De meest opzienbartende tekst werd op donderdag 8 januari gepost op het forum van de site ‘Arrêt sur images’. Onder de titel ‘Ik ben niet Charlie en geloof me, ik voel me even triest al jullie’, drukt de auteur het ‘onbehagen’ uit dat hij ervaart tegenover deze plotse ‘nationale vereniging’. Hij bevond zich, zegt hij, in de menigte die de ‘France black-blanc-beur’ gevierd had toen de nationele voetbalploeg de wereldbeker gewonnen had; hij was ook de straat opgetrokken toen op 21 april 2002 Jean-Marie Le Pen de socialistische verkiezingskandidaat Lionel Jospin voorbijgestoken had.
Maar op 7 januari is hij niet op de Place de la République gaan demonstreren als eerbetuiging aan de twaalf slachtofffers van de aanslag op Charlie Hebdo, en hij zal evenmin deelnemen aan de manifestatie die zondag 11 januari georganiseerd wordt. ‘We blijven ons verhaaltjes wijsmaken,’ zo benadrukt hij, ‘door deze keer als met een rammelaar met de meningsvrijheid te schudden, laatste bolwerk van een collectiviteit die enkel nog maar een bestaansreden vindt in het fundamentele recht om met het gezicht van de “anderen” te mogen spotten, als een deus ex machina dat op een miraculeuze wijze deze in flarden gescheurde “nationale eenheid” zou kunnen herstellen.’
‘Deze meerderheid zal zich beter voelen, zal zich beter gedragen, zoals ze zich beter gedragen heeft in 1998 en in 2002, en dat is waardevol. Maar de breuk is totaal,’ zo vervolgt hij. ‘Niemand wil inzien dat, achter de schijnbare unanimiteit tegenover de gruwel, de huidige Franse samenleving in feite meer dan ooit volkomen gefrustreerd is, dat ze op een wanhopige manier de armste lagen van de bevolking tegen elkaar opzet, en dat ze op iets meer dan een decennium haar eigen binnenlandse vijanden voortgebracht heeft.’

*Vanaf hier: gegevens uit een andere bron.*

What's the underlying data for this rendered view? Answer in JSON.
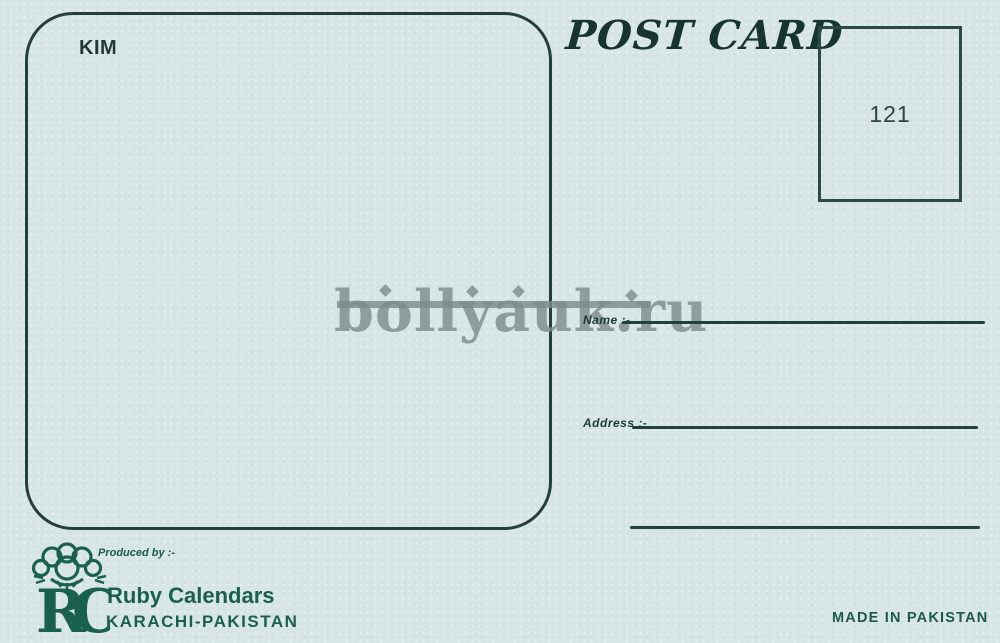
{
  "postcard": {
    "title": "POST CARD",
    "photo_caption": "KIM",
    "stamp_number": "121",
    "watermark": "bollyauk.ru",
    "fields": {
      "name_label": "Name :-",
      "address_label": "Address :-"
    },
    "producer": {
      "produced_by_label": "Produced by :-",
      "monogram": "RC",
      "company": "Ruby Calendars",
      "city": "KARACHI-PAKISTAN"
    },
    "origin": "MADE IN PAKISTAN",
    "colors": {
      "paper": "#d7e5e5",
      "ink": "#20403a",
      "brand_green": "#1a604e",
      "watermark_gray": "#7e8b8c"
    }
  }
}
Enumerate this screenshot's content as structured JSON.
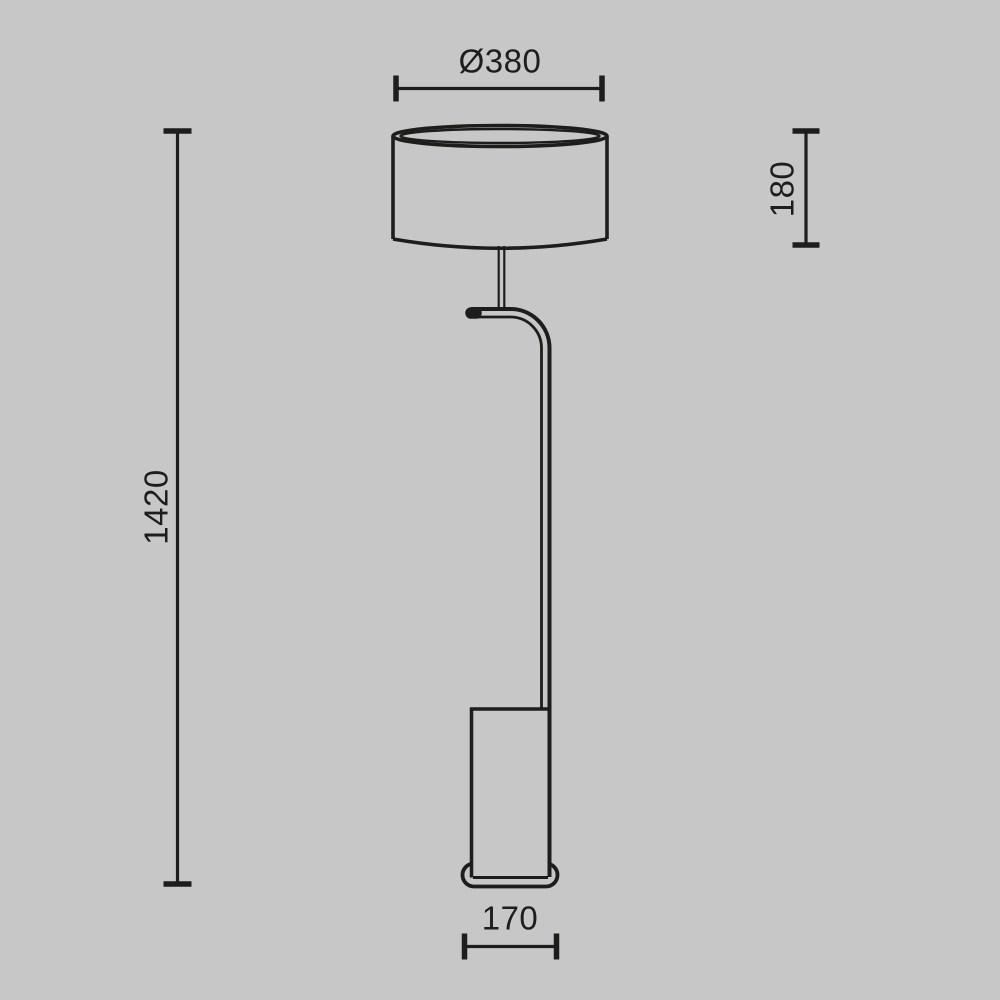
{
  "colors": {
    "background": "#c7c7c7",
    "line": "#1d1d1b"
  },
  "drawing": {
    "subject": "floor-lamp-technical-drawing",
    "dimensions": {
      "shade_diameter": {
        "label": "Ø380"
      },
      "shade_height": {
        "label": "180"
      },
      "total_height": {
        "label": "1420"
      },
      "base_width": {
        "label": "170"
      }
    }
  }
}
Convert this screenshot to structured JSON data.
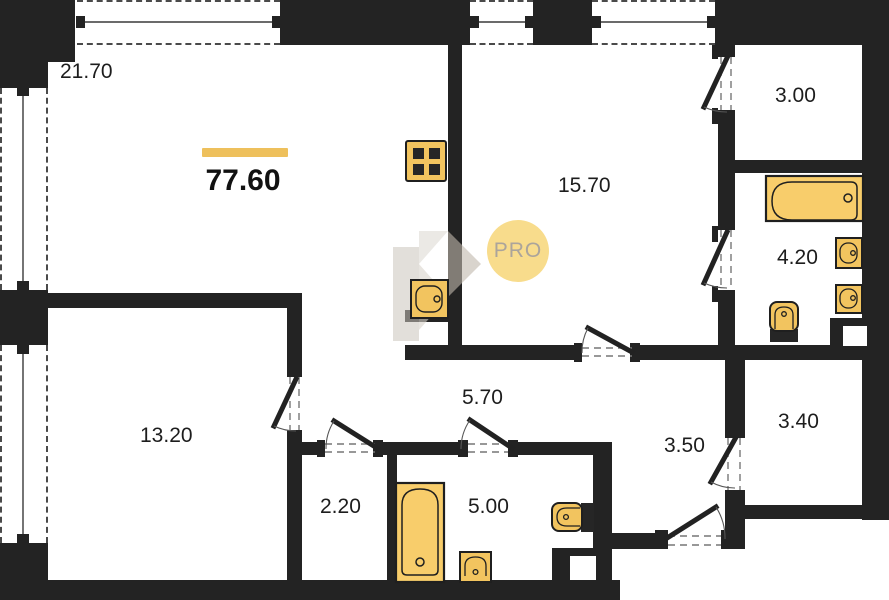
{
  "plan_type": "apartment-floor-plan",
  "total": {
    "area": "77.60"
  },
  "watermark": {
    "text": "PRO"
  },
  "rooms": [
    {
      "name": "living-kitchen",
      "area": "21.70"
    },
    {
      "name": "bedroom",
      "area": "15.70"
    },
    {
      "name": "dressing-top",
      "area": "3.00"
    },
    {
      "name": "bathroom",
      "area": "4.20"
    },
    {
      "name": "bedroom-2",
      "area": "13.20"
    },
    {
      "name": "hallway",
      "area": "5.70"
    },
    {
      "name": "wardrobe",
      "area": "2.20"
    },
    {
      "name": "bathroom-2",
      "area": "5.00"
    },
    {
      "name": "entry-hall",
      "area": "3.50"
    },
    {
      "name": "storage",
      "area": "3.40"
    }
  ],
  "fixtures": [
    "stove-icon",
    "kitchen-sink-icon",
    "bathtub-icon",
    "bathtub-vertical-icon",
    "wall-sink-icon",
    "wall-sink-icon",
    "toilet-icon",
    "toilet-icon",
    "sink-icon"
  ],
  "colors": {
    "wall": "#232323",
    "fixture_fill": "#F2C45F",
    "tub_fill": "#F8CD6B",
    "fixture_stroke": "#1f1f1f",
    "accent_bar": "#EEC05C",
    "watermark_circle": "#F8DC8C",
    "watermark_text": "#ABA49B"
  }
}
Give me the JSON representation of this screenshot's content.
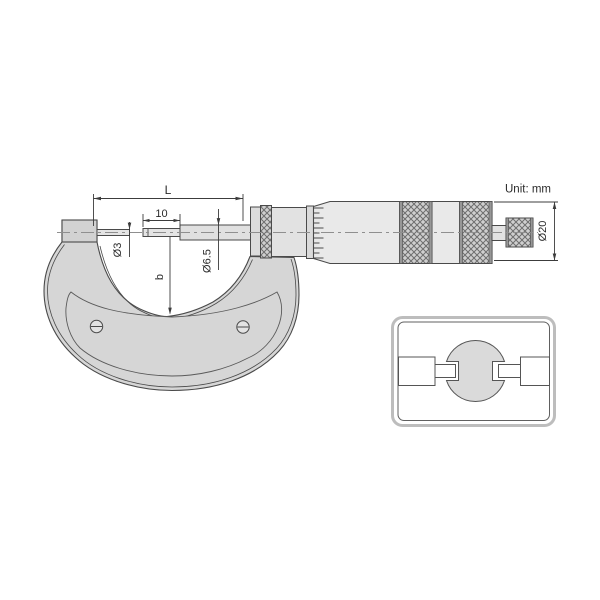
{
  "unit_note": "Unit: mm",
  "dimensions": {
    "overall_length": "L",
    "tip_length": "10",
    "anvil_tip_diameter": "Ø3",
    "spindle_diameter": "Ø6.5",
    "throat_depth": "b",
    "thimble_diameter": "Ø20"
  },
  "colors": {
    "outline": "#4a4a4a",
    "metal_mid": "#d6d6d6",
    "metal_light": "#e8e8e8",
    "centerline": "#8f8f8f",
    "dimension_line": "#3c3c3c",
    "knurl_base": "#cfcfcf",
    "knurl_line": "#6e6e6e",
    "knurl_edge": "#979797",
    "inset_border": "#bdbdbd",
    "background": "#ffffff"
  }
}
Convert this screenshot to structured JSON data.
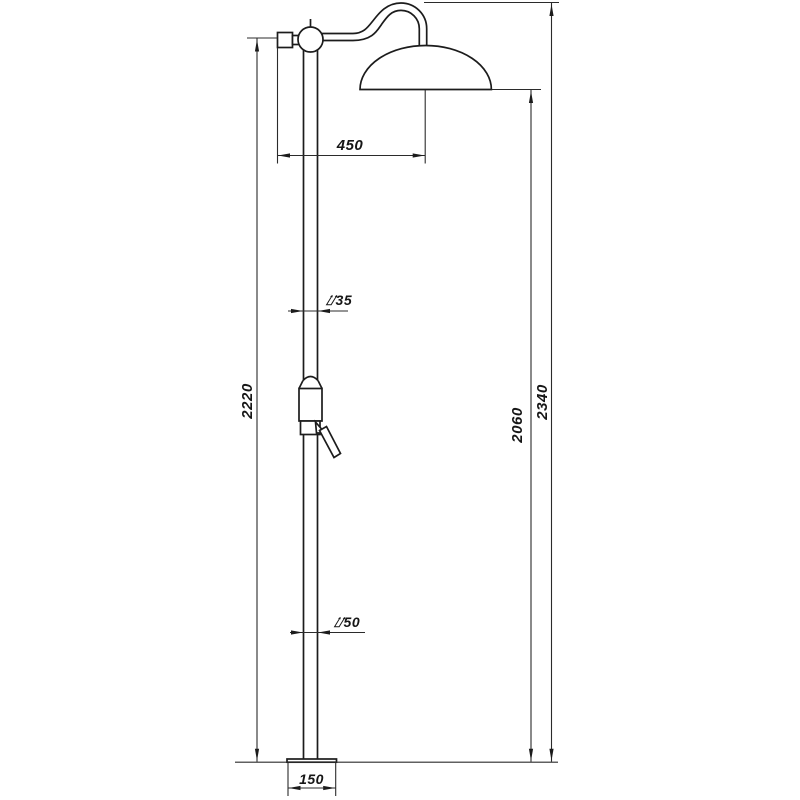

Deze tekst werd door de directeur van ‘Arrêt sur images’, Daniel Schneidermann, gemarkeerd en op een goed zichtbare plaats van de site opgesteld. Al snel zou het artikel een grote toeloop kennen, ze zou meer dan tweehonderdduizend keer door de lezers gedeeld worden. Op vrijdag 9 januari heeft hij een nieuw redactioneel van de journalist geplaatst, ‘Etre ou ne pas être Charlie’ (Charlie zijn of Charlie niet zijn). De journalist spreekt daarin zijn reserves uit tegenover de lijn van Charlie Hebdo van de afgelopen jaren, een lijn die uitgestippeld werd door Philippe Val of door Charb, de ‘soldaten-monniken’ wier cartoons ‘sterk erop insloegen’ maar waarin we, zo schrijft hij, niet meer de ‘tederheid’ terugvinden die de historische cartonisten van het blad kenmerkte. ‘Nee, ik was niet Charlie. Ik was Cabu. Ik was Wolinski. Maar ik was niet Val, dat niet. En bijgevolg kon ik niet Charlie zijn. Maar dat alles speelde zich gisteren af. Dat was vóór het bloedbad. Aan de andere kant van de bloedgrens. Vandaag, ja, vandaag ben ik Charlie. Ik ben de Charlie van wat er hierna zal komen,’ besluit hij.
——————–
door Pascale Robert-Diard in Le Monde van 11-12 januari 2015-01-12. Vertaling: Johny Lenaerts. Illustratie ergens gevonden.
—————–
Aanvulling globalinfo: lees ook Robert Fisk’s observatie over Frankrijk’s verleden met Algerije.
Zie ook (vertaling van) mooie strakke eerste reactie van Ronald Creagh op libertaire orde
En Chomsky: We are All … (Fill in the Blank)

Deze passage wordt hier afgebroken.